Let’s develop the commitment to build two hundred thousand houses by insisting that huge swathes will be for rent at an affordable level and they will be exempt from resale. We can help people move out from them as they want to move on but the core housing would remain available for the community.
Let’s bite the bullet and agree to feed all our children free of charge at school. It is worth the cost for the assurance that our next generation is both well nourished and learning the lessons of healthy eating.
Let’s take the disgraceful abuse of zero hours contracts head on and ban them outright. No one should be exposed to such exploitation.
Let’s start a programme of public works based on the example of the American New Deal in the 1930s.
Let’s complete the school building programme so cruelly halted by Gove and his clique in 2010.
Let’s look again at HS2; is it really value for money? And what real difference will it make and what can we do with the billions that would be released? And ,crucially, do we really think it will be a conduit bringing work and prosperity out of London and not just a very expensive rat run that will suck things southwards?
And let’s stop the nuclear arms race.
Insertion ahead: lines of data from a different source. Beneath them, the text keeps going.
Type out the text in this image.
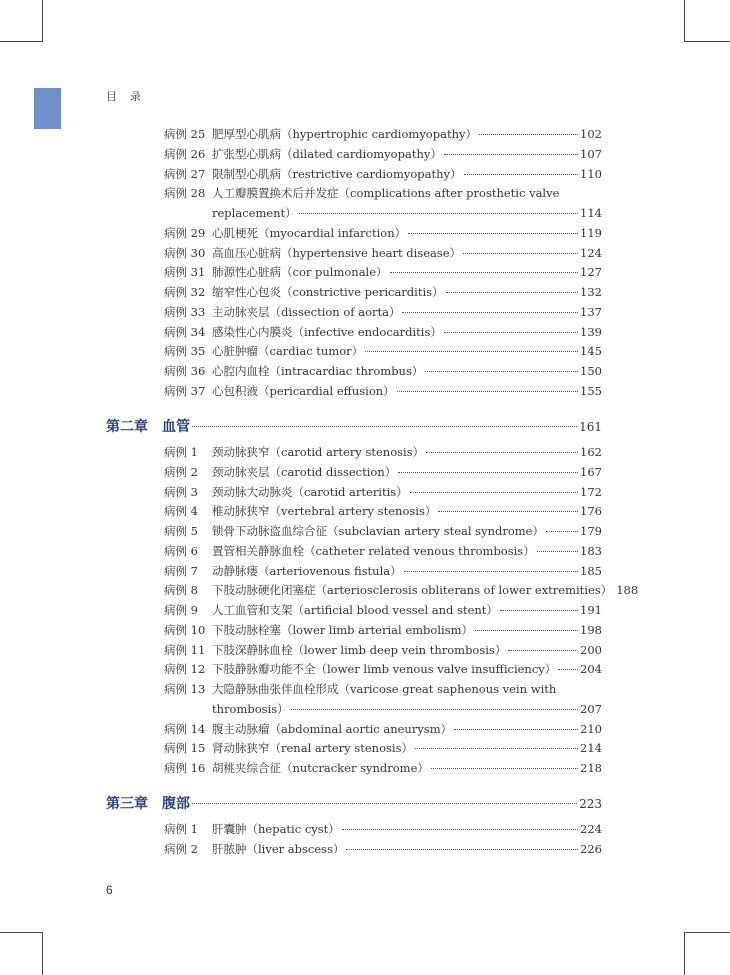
目　录
病例 25 肥厚型心肌病（hypertrophic cardiomyopathy）	102
病例 26 扩张型心肌病（dilated cardiomyopathy）	107
病例 27 限制型心肌病（restrictive cardiomyopathy）	110
病例 28 人工瓣膜置换术后并发症（complications after prosthetic valve
replacement）	114
病例 29 心肌梗死（myocardial infarction）	119
病例 30 高血压心脏病（hypertensive heart disease）	124
病例 31 肺源性心脏病（cor pulmonale）	127
病例 32 缩窄性心包炎（constrictive pericarditis）	132
病例 33 主动脉夹层（dissection of aorta）	137
病例 34 感染性心内膜炎（infective endocarditis）	139
病例 35 心脏肿瘤（cardiac tumor）	145
病例 36 心腔内血栓（intracardiac thrombus）	150
病例 37 心包积液（pericardial effusion）	155
第二章 血管	161
病例 1	颈动脉狭窄（carotid artery stenosis）	162
病例 2	颈动脉夹层（carotid dissection）	167
病例 3	颈动脉大动脉炎（carotid arteritis）	172
病例 4	椎动脉狭窄（vertebral artery stenosis）	176
病例 5	锁骨下动脉盗血综合征（subclavian artery steal syndrome）	179
病例 6	置管相关静脉血栓（catheter related venous thrombosis）	183
病例 7	动静脉瘘（arteriovenous fistula）	185
病例 8	下肢动脉硬化闭塞症（arteriosclerosis obliterans of lower extremities） 188
病例 9	人工血管和支架（artificial blood vessel and stent）	191
病例 10 下肢动脉栓塞（lower limb arterial embolism）	198
病例 11 下肢深静脉血栓（lower limb deep vein thrombosis）	200
病例 12 下肢静脉瓣功能不全（lower limb venous valve insufficiency） 204
病例 13 大隐静脉曲张伴血栓形成（varicose great saphenous vein with
thrombosis）	207
病例 14 腹主动脉瘤（abdominal aortic aneurysm）	210
病例 15 肾动脉狭窄（renal artery stenosis）	214
病例 16 胡桃夹综合征（nutcracker syndrome）	218
第三章 腹部	223
病例 1	肝囊肿（hepatic cyst）	224
病例 2	肝脓肿（liver abscess）	226
6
We can’t afford any longer to have kids going to food banks and pensioners turning their heating off while we spend tens of billions on something we hope never to use.
Let’s get control of utilities in this country once again. It is nonsense that in a nation with every possible energy resource on Earth people can’t afford to put their lights on. We should be bold and develop a genuinely integrated energy mix in this nation from coal to solar via wind, tidal and , yes, shale gas. Let’s stop being timid and out our faith in our brilliant engineers and scientists to develop the safest energy system in the work in exactly the same way that we led the world in developing the safest coal mines in the world
And through all of these threads there is one huge benefit. All these initiatives need workers. And that takes us full circle. The real reason that the people of Hetton gave me the shock of my life when they nearly elected a Ukip councillor on May 22nd was because since the loss of their main stay of work they have lost the security that decent , hard but secure work brings.
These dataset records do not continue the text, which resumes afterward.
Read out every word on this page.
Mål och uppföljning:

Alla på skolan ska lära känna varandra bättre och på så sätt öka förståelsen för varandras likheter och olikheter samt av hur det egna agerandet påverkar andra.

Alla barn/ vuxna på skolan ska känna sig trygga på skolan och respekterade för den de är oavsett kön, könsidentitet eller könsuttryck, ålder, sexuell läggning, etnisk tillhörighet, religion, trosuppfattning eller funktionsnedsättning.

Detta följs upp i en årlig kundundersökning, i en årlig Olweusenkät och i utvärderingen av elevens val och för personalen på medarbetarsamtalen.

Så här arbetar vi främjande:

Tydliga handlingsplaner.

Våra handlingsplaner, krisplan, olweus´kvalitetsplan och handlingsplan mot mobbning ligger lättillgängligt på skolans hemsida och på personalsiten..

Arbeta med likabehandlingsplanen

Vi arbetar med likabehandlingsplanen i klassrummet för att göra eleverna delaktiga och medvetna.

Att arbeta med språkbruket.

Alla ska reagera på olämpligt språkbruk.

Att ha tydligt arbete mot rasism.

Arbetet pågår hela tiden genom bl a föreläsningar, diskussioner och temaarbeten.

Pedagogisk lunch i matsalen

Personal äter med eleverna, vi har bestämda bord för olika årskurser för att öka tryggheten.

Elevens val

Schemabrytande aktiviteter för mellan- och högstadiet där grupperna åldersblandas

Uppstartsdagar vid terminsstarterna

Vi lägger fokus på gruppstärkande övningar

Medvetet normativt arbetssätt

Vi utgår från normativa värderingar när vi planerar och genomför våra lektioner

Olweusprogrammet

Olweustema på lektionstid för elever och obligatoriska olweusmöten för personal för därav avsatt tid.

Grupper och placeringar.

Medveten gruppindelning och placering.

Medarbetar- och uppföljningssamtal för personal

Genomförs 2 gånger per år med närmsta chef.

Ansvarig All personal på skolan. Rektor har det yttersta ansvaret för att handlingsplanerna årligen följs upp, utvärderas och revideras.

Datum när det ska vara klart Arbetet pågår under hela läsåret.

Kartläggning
And it’s that insecurity that far right agitators will always exploit . If we have more work than workers the fear of immigrants will wane because we will genuinely need to welcome them in; for God’s sake we have done exactly that for centuries in this country and we could do it again.
We need to give people hope again. We need to be, once again, a party of visionaries and not technocrats. The needs of the people who turned to Labour over the last century were easily as huge a challenge as that which faces us now. We can’t allow them to be left to the vagaries of the present government who are dismantling every part of the society that gave our people a voice and a place in our country. And we can’t allow those who will try to make this a simplistic debate about money to win. If we should have learnt anything from the recession in 2008 and since it is that ordinary men and women need no lessons in economics from the ever failing capitalists who really control the current world order.
And the other key ingredient in following this agenda is that it wouldn’t just appeal to working class families. How many middle England families would turn away from the chance to get their children into a decent house, or get their kids well fed at home or see a raft of projects that would create work for millions?
If the people of Hetton and thousands of other similar communities are ever going to put their faith fully in Labour again we have to give them the belief that things can be changed and that not only can we do it , we will do it. And we have to have belief in ourselves and our party that we are up to the challenge. The great people of this country deserve nothing less.